Air Danau Lut Tawar Susut, Selain Deforestasi Fungsi Rawa Juga Hilang

oleh

Catatan : Darmawan Masri*

Sebagaimana diketahui, Danau Laut Tawar atau hulu Daerah Aliran Sungai (DAS) Peusangan di Kabupaten Aceh Tengah adalah salah satu dari 840 danau besar yang merupakan sumber air permukaan utama di Indonesia. Air permukaan yang ditampung oleh Danau Laut Tawar yang luasnya 5.472 ha (17 km x 3,219 km) mencapai 2,5 trilyun liter.

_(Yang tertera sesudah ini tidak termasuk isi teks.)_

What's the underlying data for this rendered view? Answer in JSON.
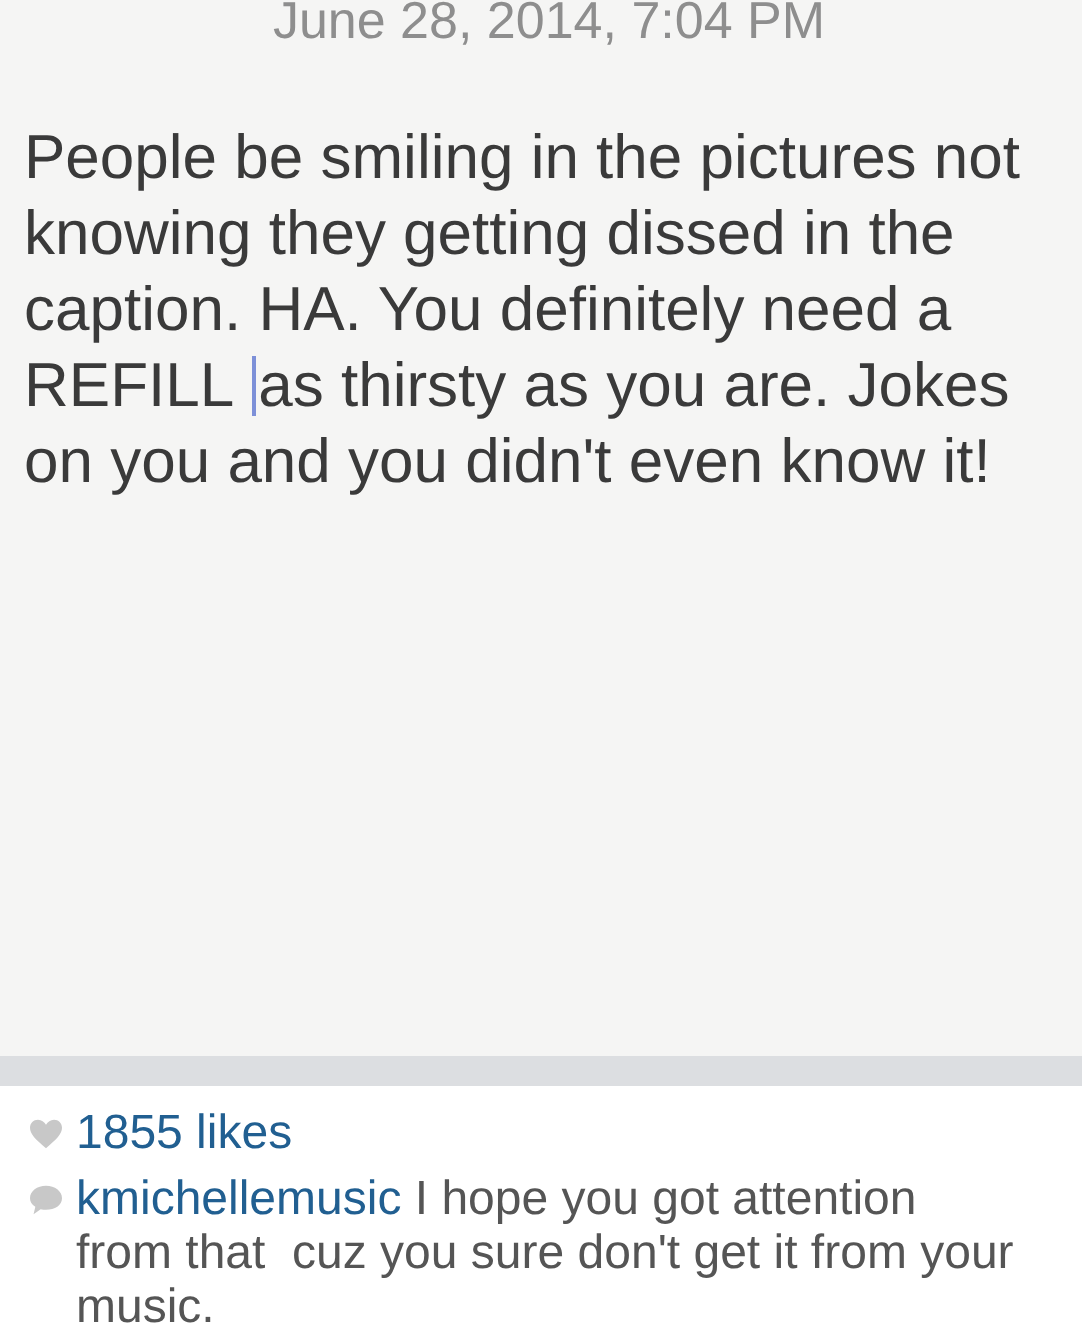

Dengan kecepatan 5.664 liter/detik, air permukaan dari Danau Laut Tawar mengalir melalui DAS Peusangan melewati Kabupaten Aceh Tengah, Bener Meriah, dan Kabupaten Bireuen. Bagi Kabupaten Bireuen, air permukaan dari DAS Peusangan digunakan untuk irigasi Pante Lhoong, sedangkan Kabupaten Aceh Utara dan Kota Lhokseumawe memanfaatkan air baku ini sebagai sumber air bersih.

Baca Juga : Danau Laut Tawar, Tower Air Raksasa Yang Kesepian

Masyarakat dan pecinta lingkungan di tanoh Gayo, dalam beberapa bulan terakhir ramai membahas susutnya air permukaan Danau Lut Tawar. Mengapa tidak, Danau Lut Tawar yang berpenghuni ikan endemik depik (Rasbora tawarensis), dan bermitos Lembide sebagai penunggunya, menjadi ikon bagi dunia wisata di dataran tinggi yang terletak di tengah wilayah Provinsi Aceh.

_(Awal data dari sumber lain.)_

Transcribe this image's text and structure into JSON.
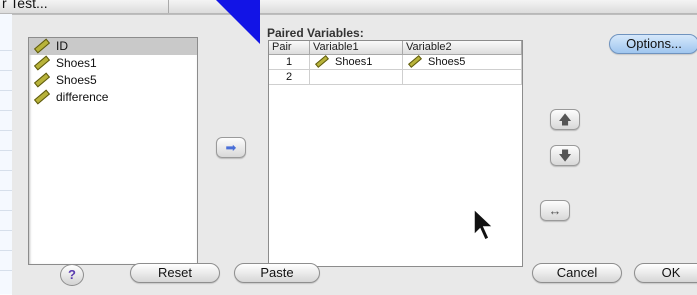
{
  "window": {
    "title": "r Test..."
  },
  "source_variables": [
    {
      "name": "ID",
      "selected": true
    },
    {
      "name": "Shoes1",
      "selected": false
    },
    {
      "name": "Shoes5",
      "selected": false
    },
    {
      "name": "difference",
      "selected": false
    }
  ],
  "paired": {
    "label": "Paired Variables:",
    "columns": [
      "Pair",
      "Variable1",
      "Variable2"
    ],
    "rows": [
      {
        "pair": "1",
        "var1": "Shoes1",
        "var2": "Shoes5"
      },
      {
        "pair": "2",
        "var1": "",
        "var2": ""
      }
    ]
  },
  "buttons": {
    "options": "Options...",
    "help": "?",
    "reset": "Reset",
    "paste": "Paste",
    "cancel": "Cancel",
    "ok": "OK"
  },
  "icons": {
    "move_in": "right-arrow-icon",
    "move_up": "up-arrow-icon",
    "move_down": "down-arrow-icon",
    "swap": "swap-icon"
  },
  "colors": {
    "pointer": "#1214e6",
    "options_button": "#b8d6f5",
    "selection": "#c9c9c9"
  }
}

Banyak yang menduga susutnya permukaan air danau Lut Tawar disebabkan oleh normalisasi sungai Peusangan yang dilakukan oleh pengerjaan proyek PLTA Peusangan. Ada pula yang menduga, akibat penebangan hutan secara masif akibat alih fungsi lahan (deforestasi), hingga hilangnya mata air yang mengarah ke Danau Lut Tawar, menjadi penyebabnya.

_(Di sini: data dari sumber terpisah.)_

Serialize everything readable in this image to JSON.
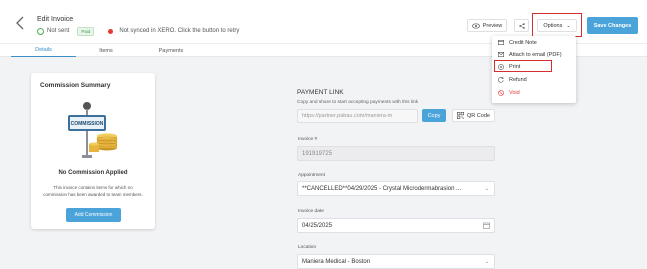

Bahkan, Direktur Eksekutif Wahana Lingkungan Hidup Indonesia (WALHI) Aceh, Ahmad Shalihin menduga, deforestasi menjadi penyebab permukaan danau Lut Tawar, menurun!

Tak bisa dipungkiri, faktor-faktor yang disebutkan itu memang menjadi satu dari banyak sebab, turunnya permukaan air Danau Lut Tawar, terutama di musim kemarau.

Baca Juga : Masih Indahkah Danau Lut Tawar?

Namun, sepertinya kita lupa bahwa ada faktor penting lainnya yang jarang sekali dibahas, dari penyebab turunnya permukaan air di danau kebanggaan masyarakat Gayo itu. Apa itu? Adalah fungsi rawa yang juga hilang, terutama di wilayah yang berdekatan dengan Danau Lut Tawar.

Para ahli di bidang ini sepakat, bahwa rawa yang dalam bahasa Gayo disebut dengan paya, memiliki peran yang sangat penting dalam menjaga permukaan air di suatu wilayah. Paya merupakan daerah penyerap air.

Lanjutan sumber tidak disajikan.